Tuesday proved that wrong. Exit polls showed that it ranked right up there with the economy for many voters. And abortion rights referendums—which were on the ballot in California, Kentucky, Vermont, and Michigan—won everywhere.

It’s hardly surprising that progressive Vermont and California have codified abortion rights.

It’s a little surprising that Michigan, which has wavered between Democratic and Republican control for years, has now enshrined abortion rights in its state constitution. But it’s very surprising that Kentucky—not exactly a liberal redoubt—rejected a No Abortion amendment, which held there is no right to abortion in the state constitution, by a 5 percent margin. (A few months back, Kansas pulled a similar move.)

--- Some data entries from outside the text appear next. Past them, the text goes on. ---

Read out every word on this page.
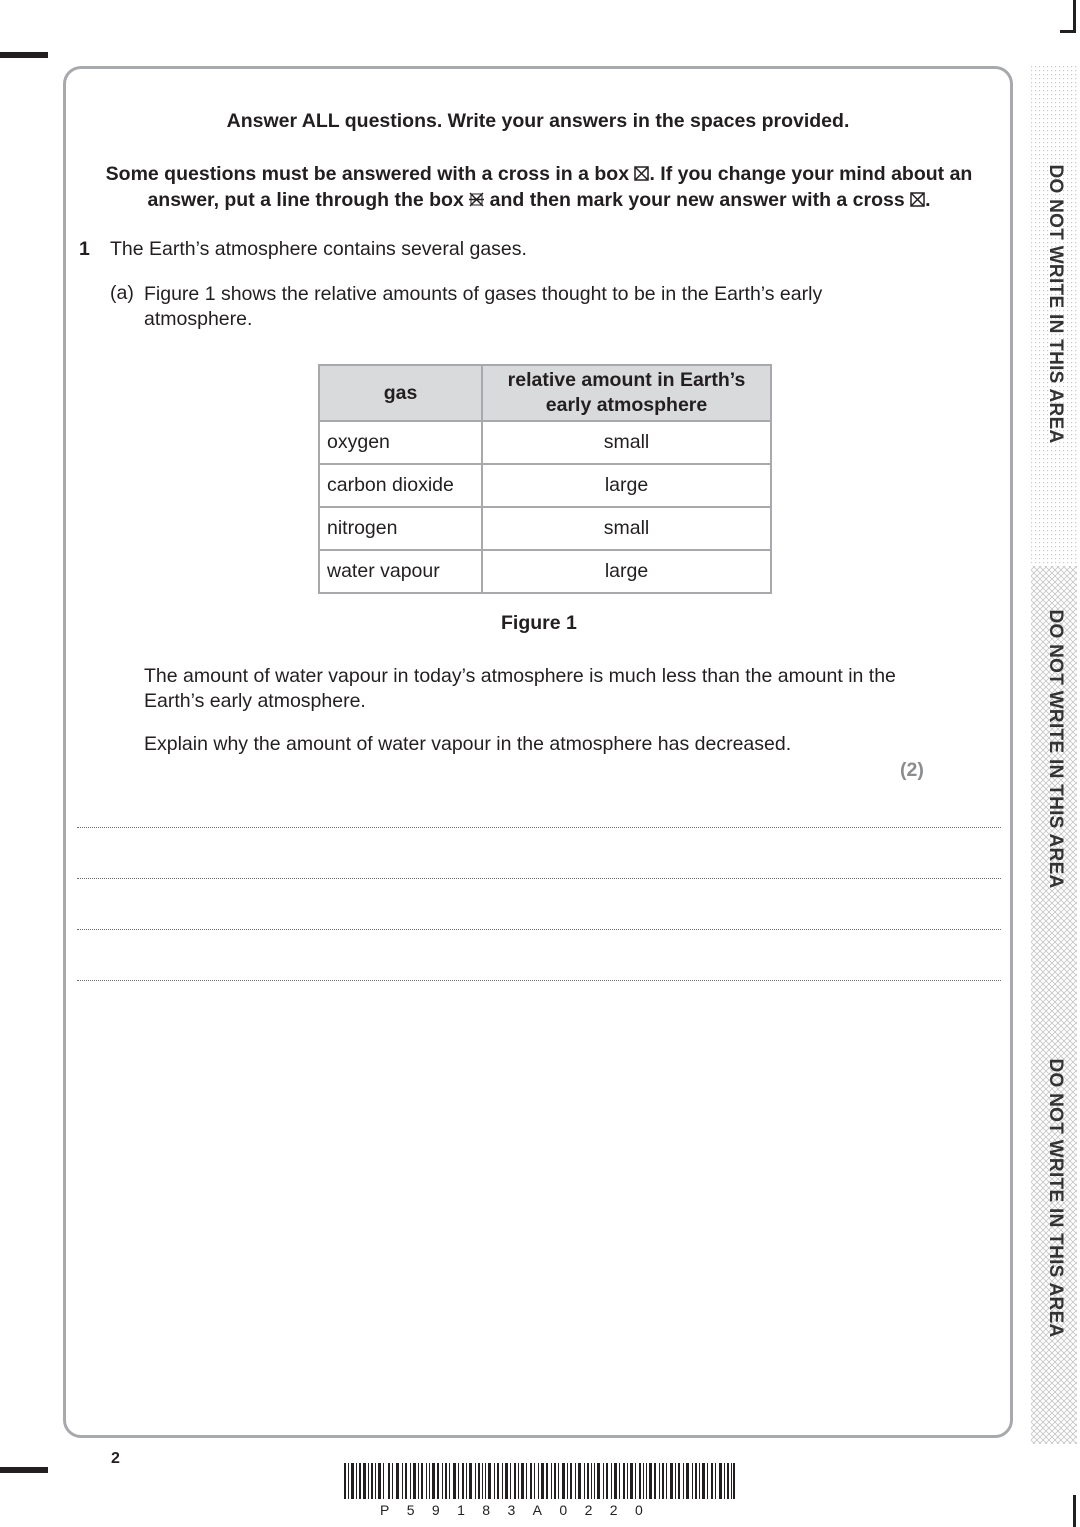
Answer ALL questions. Write your answers in the spaces provided.
Some questions must be answered with a cross in a box ☒. If you change your mind about an answer, put a line through the box and then mark your new answer with a cross ☒.
1 The Earth’s atmosphere contains several gases.
(a) Figure 1 shows the relative amounts of gases thought to be in the Earth’s early atmosphere.
gas	relative amount in Earth’s early atmosphere
oxygen	small
carbon dioxide	large
nitrogen	small
water vapour	large
Figure 1
The amount of water vapour in today’s atmosphere is much less than the amount in the Earth’s early atmosphere.
Explain why the amount of water vapour in the atmosphere has decreased.
(2)
2
P59183A0220
DO NOT WRITE IN THIS AREA
DO NOT WRITE IN THIS AREA
DO NOT WRITE IN THIS AREA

When it comes to abortion, Americans tend to embrace the kind of compromise position that is the law in most European countries, where abortion is legal in the first trimester and outlawed after about 15 weeks. But if the choice is between being forced to carry a baby to term without exception—including cases of rape and incest, and cases in which the health of the mother is in danger or the baby is not expected to live for more than a few hours—voters will choose whatever else is on the ballot. 

That doesn’t mean the culture war is over. It is raging. And one man is winning it.